Tony Byrd, Director of Maintenance, GRTC
The Greater Richmond Transit Company (GRTC) has appointed Tony Byrd as Director of Maintenance. He started his new role on August 30, 2020.
Byrd is a classic GRTC achievement, starting in 1989 as a mechanic in training and working his way up both in the maintenance department and in the union department as a shop steward and later vice president.
“For over 30 years Tony has been a vital member of the GRTC family, contributing both to the culture of teamwork and to the advancement of the company,” said GRTC CEO Julie Timm. “I am proud of this internal promotion and I have no doubts that Tony will continue to lead the maintenance team with a dynamic spirit. ”
Byrd says he attributes much of his professional growth over the years to his “family away from home,” the maintenance team. All of the maintenance staff, including those who have since retired, have all provided guidance to help Byrd develop his professional skills and camaraderie.
“I hope to bring unity and positive change to the maintenance department. If we can coexist together and make a difference, there is no limit to what we can all do, ”Byrd said.
The winter 2009 snowstorm that occurred during the maintenance move of the old bus barn from Cary Street to Belt Boulevard is both his biggest challenge at GRTC and the perfect example of how teamwork made the transition possible.
Byrd recalls, “We didn’t miss a day of bus work (in the blizzard). We worked them in the barn, moved them the same day (through the snow) and continued to work.
The success of the team is the foundation of Maintenance, where Byrd has both competed in and supported Roadeo competitions locally and at the state level over the years. GRTC’s maintenance team recently won the award for best maintenance team in 2019 at the Annual State Roadeo in Virginia, once again propelling GRTC’s total score to first place for best overall property in Virginia.

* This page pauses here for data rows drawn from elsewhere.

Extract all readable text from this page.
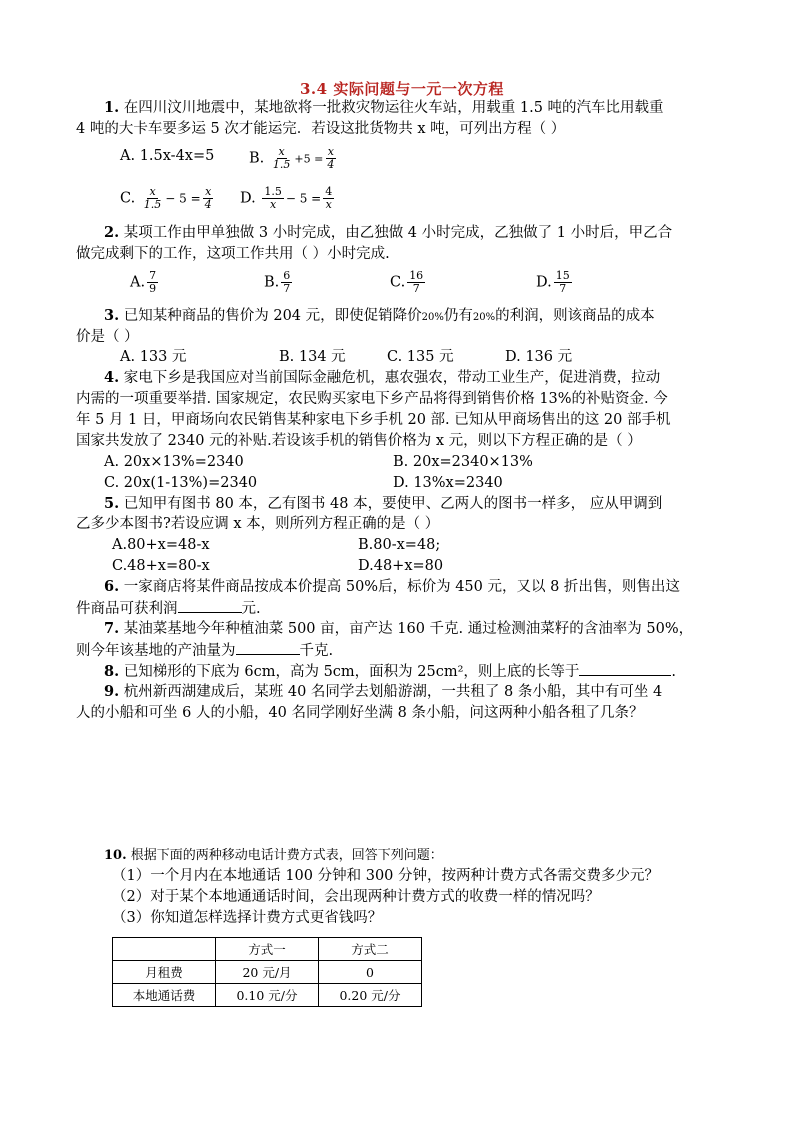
3.4 实际问题与一元一次方程
1. 在四川汶川地震中，某地欲将一批救灾物运往火车站，用载重 1.5 吨的汽车比用载重
4 吨的大卡车要多运 5 次才能运完．若设这批货物共 x 吨，可列出方程（ ）
A. 1.5x-4x=5 B. $\frac{x}{1.5} +5 = \frac{x}{4}$
C. $\frac{x}{1.5} - 5 = \frac{x}{4} D$. $\frac{1.5}{x} - 5 = \frac{4}{x}$
2. 某项工作由甲单独做 3 小时完成，由乙独做 4 小时完成，乙独做了 1 小时后，甲乙合
做完成剩下的工作，这项工作共用（ ）小时完成.
A. $\frac{7}{9}$	B. $\frac{6}{7}$	C. $\frac{16}{7}$	D. $\frac{15}{7}$
3. 已知某种商品的售价为 204 元，即使促销降价20%仍有20%的利润，则该商品的成本
价是（ ）
A. 133 元	B. 134 元	C. 135 元	D. 136 元
4. 家电下乡是我国应对当前国际金融危机，惠农强农，带动工业生产，促进消费，拉动
内需的一项重要举措. 国家规定，农民购买家电下乡产品将得到销售价格 13%的补贴资金. 今
年 5 月 1 日，甲商场向农民销售某种家电下乡手机 20 部. 已知从甲商场售出的这 20 部手机
国家共发放了 2340 元的补贴.若设该手机的销售价格为 x 元，则以下方程正确的是（ ）
A. 20x×13%=2340	B. 20x=2340×13%
C. 20x(1-13%)=2340	D. 13%x=2340
5. 已知甲有图书 80 本，乙有图书 48 本，要使甲、乙两人的图书一样多， 应从甲调到
乙多少本图书?若设应调 x 本，则所列方程正确的是（ ）
A.80+x=48-x	B.80-x=48;
C.48+x=80-x	D.48+x=80
6. 一家商店将某件商品按成本价提高 50%后，标价为 450 元，又以 8 折出售，则售出这
件商品可获利润	元.
7. 某油菜基地今年种植油菜 500 亩，亩产达 160 千克. 通过检测油菜籽的含油率为 50%，
则今年该基地的产油量为	千克.
8. 已知梯形的下底为 6cm，高为 5cm，面积为 25cm²，则上底的长等于	.
9. 杭州新西湖建成后，某班 40 名同学去划船游湖，一共租了 8 条小船，其中有可坐 4
人的小船和可坐 6 人的小船，40 名同学刚好坐满 8 条小船，问这两种小船各租了几条？
10. 根据下面的两种移动电话计费方式表，回答下列问题：
（1）一个月内在本地通话 100 分钟和 300 分钟，按两种计费方式各需交费多少元？
（2）对于某个本地通通话时间，会出现两种计费方式的收费一样的情况吗？
（3）你知道怎样选择计费方式更省钱吗？
	方式一	方式二
月租费	20 元/月	0
本地通话费	0.10 元/分	0.20 元/分
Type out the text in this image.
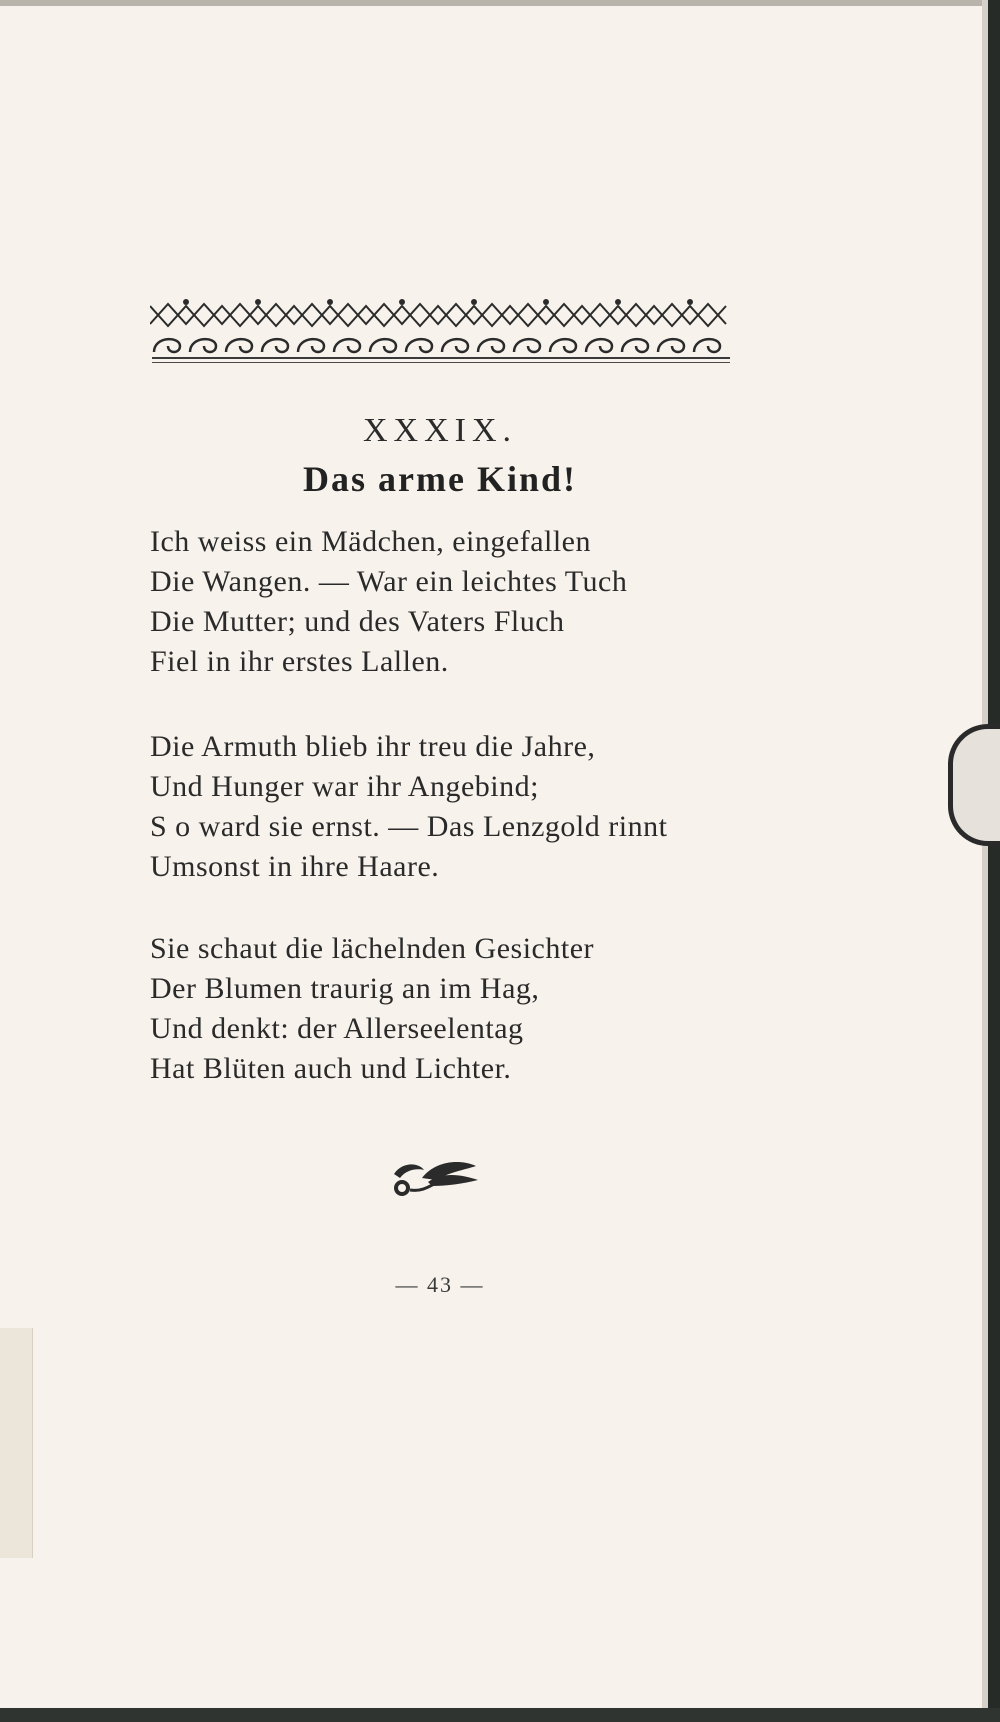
XXXIX.
Das arme Kind!
Ich weiss ein Mädchen, eingefallen
Die Wangen. — War ein leichtes Tuch
Die Mutter; und des Vaters Fluch
Fiel in ihr erstes Lallen.
Die Armuth blieb ihr treu die Jahre,
Und Hunger war ihr Angebind;
S o ward sie ernst. — Das Lenzgold rinnt
Umsonst in ihre Haare.
Sie schaut die lächelnden Gesichter
Der Blumen traurig an im Hag,
Und denkt: der Allerseelentag
Hat Blüten auch und Lichter.
— 43 —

Byrd seemed destined for a successful career in maintenance. From a motivated 13-year-old working on cars to spending two years in high school studying mechanics, he fulfilled his high school yearbook prediction that he would be a mechanic after graduation. His mother, a former GRTC supervisor, encouraged him to apply for the position of training mechanic at GRTC. Family support has always been essential to its development.
“The hardest challenge of my life is to keep my grandparents proud of me. My grandparents raised me and I keep the bar high to make them proud, even after they are gone, ”Byrd said.
While leading the maintenance department, he says his advice to new mechanics is to keep dreaming, aspire to leadership, and take action to achieve personal goals.